Festivalgelände Wacken, Wacken 04. - 06.08.2005

(Fotogalerien: Wacken2005 )

Logbucheintrag Zwo, Sternzeit irgendwann zum Monsun, Commander Ray schält sich aus dem Schlafsack. Es regnet aus allen vorhandenen Kübeln, Petrus hat wohl die Lust am Metal verloren und alles aufgefahren, was gerade so in der Regenvorratskammer vorhanden war. Darum fallen für mich leider Naglfar dementsprechend ins Wasser, da ich mich nicht so recht aufraffen kann, mich in die Fluten zu stürzen.
(Ray)

Nachdem ich mir später meine Schwimmflügelchen umgeschnallt hatte, ging es dann zum Gig von Bloodbath, der nicht nur von mir sehnlichst erwartet wurde. Einige Tausend hatten sich vor der Black Stage eingefunden, um diesem Ereignis beizuwohnen. Und sie sollten nicht enttäuscht werden. Nach einem doch recht langen Intro wurden die Elite des schwedischen Death Metals in blutverschmiertem Outfit stürmisch begrüßt. Die erste Überraschung: Mikael Akerfeldt (Opeth) stand trotz widersprüchlicher Meldungen am Mikro, wirkte zwar etwas verhalten, ja beinahe schüchtern, aber hatte die Fans dennoch im Griff. Schade, dass dies wohl sein einziger Auftritt mit dieser Band sein soll. Auch sonst merkte man den Jungs nicht an, dass dies ihr allererster Auftritt überhaupt war, wenn man mal das etwas zu statische Acting außen vor lässt. "Cancer Of The Soul", "Bleeding Death" oder auch die lautstark geforderte Zugabe "Eaten" bollerten amtlich und mächtig aus der PA und ließen keinen Zweifel daran, wer in Sachen Death Metal in Schweden die Hosen anhat.

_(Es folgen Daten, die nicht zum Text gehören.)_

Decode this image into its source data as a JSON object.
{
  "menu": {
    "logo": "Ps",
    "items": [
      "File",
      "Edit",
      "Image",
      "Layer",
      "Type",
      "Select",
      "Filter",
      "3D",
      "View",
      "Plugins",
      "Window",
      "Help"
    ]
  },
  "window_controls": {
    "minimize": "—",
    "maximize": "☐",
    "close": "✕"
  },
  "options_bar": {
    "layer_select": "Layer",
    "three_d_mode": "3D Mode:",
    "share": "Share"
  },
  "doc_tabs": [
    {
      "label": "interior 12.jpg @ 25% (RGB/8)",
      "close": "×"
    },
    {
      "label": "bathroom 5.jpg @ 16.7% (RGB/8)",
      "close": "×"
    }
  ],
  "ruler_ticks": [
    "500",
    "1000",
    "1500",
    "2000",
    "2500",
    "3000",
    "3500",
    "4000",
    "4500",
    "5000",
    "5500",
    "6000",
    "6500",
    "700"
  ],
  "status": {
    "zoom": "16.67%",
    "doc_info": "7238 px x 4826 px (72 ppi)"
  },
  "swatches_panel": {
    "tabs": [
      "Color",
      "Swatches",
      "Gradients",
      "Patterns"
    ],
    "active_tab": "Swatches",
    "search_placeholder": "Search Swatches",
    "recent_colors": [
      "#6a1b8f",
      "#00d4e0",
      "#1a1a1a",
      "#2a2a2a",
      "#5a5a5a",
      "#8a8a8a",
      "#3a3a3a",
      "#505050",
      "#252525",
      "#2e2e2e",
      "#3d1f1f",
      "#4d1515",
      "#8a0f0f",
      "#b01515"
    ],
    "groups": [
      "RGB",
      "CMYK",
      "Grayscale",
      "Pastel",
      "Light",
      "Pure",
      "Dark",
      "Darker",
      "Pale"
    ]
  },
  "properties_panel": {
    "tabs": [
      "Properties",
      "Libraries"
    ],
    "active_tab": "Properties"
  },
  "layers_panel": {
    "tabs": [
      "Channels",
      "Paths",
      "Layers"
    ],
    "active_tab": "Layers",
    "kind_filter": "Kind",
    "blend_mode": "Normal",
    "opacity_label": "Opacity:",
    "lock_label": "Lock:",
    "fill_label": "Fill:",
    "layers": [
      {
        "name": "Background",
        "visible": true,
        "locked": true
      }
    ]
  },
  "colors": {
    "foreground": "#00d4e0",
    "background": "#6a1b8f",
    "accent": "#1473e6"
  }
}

Soundtechnisch waren die Schwierigkeiten vom Vortag vergessen, alles war klar und druckvoll. Vor allem die Growlspielchen von Mikael waren gelungen, ließ er doch die Fans abwechselnd normal, death-metal-mäßig oder wie Dani Filth schreien. Ein gelungener Gig, dessen Bericht ich mit einem Zitat abschließen möchte: "If You Don't Like This, Go Fuck Yourself". Recht so.
(Ray)

Szenenwechsel zur True Metal Stage. Hier sind grad Metal Church am Start. Die Veteranen haben leichtes Spiel mit den Fans, jeder Song wird abgefeiert als wäre es der Letzte. Auch der allmählich einsetzende Regen (mal wieder) kann die Begeisterung nicht bremsen und "Watch The Children Pray" lässt einem das dritte Standbein gehörig ausfahren. Mit "The Dark" wird ein geiler Set würdig und mit viel Beifall beendet.
(Ray)

Im Partyzelt war inzwischen Saeko auf der Bühne, die ich mir nur ganz kurz angesehen habe, da ich nur wissen wollte was es damit auf sich hat. Die kleine Sängerin aus dem Land der aufgehenden Sonne, ganz in Lack und Leder gekleidet, frönt mit ihrer rein weiblichen Kapelle (glaube nur Mädels gesehen zu haben) normalen Heavy Metal vor einem doch recht ordentlich gefüllten Zelt. Hmm, nett anzusehen aber nicht wirklich mitreißend.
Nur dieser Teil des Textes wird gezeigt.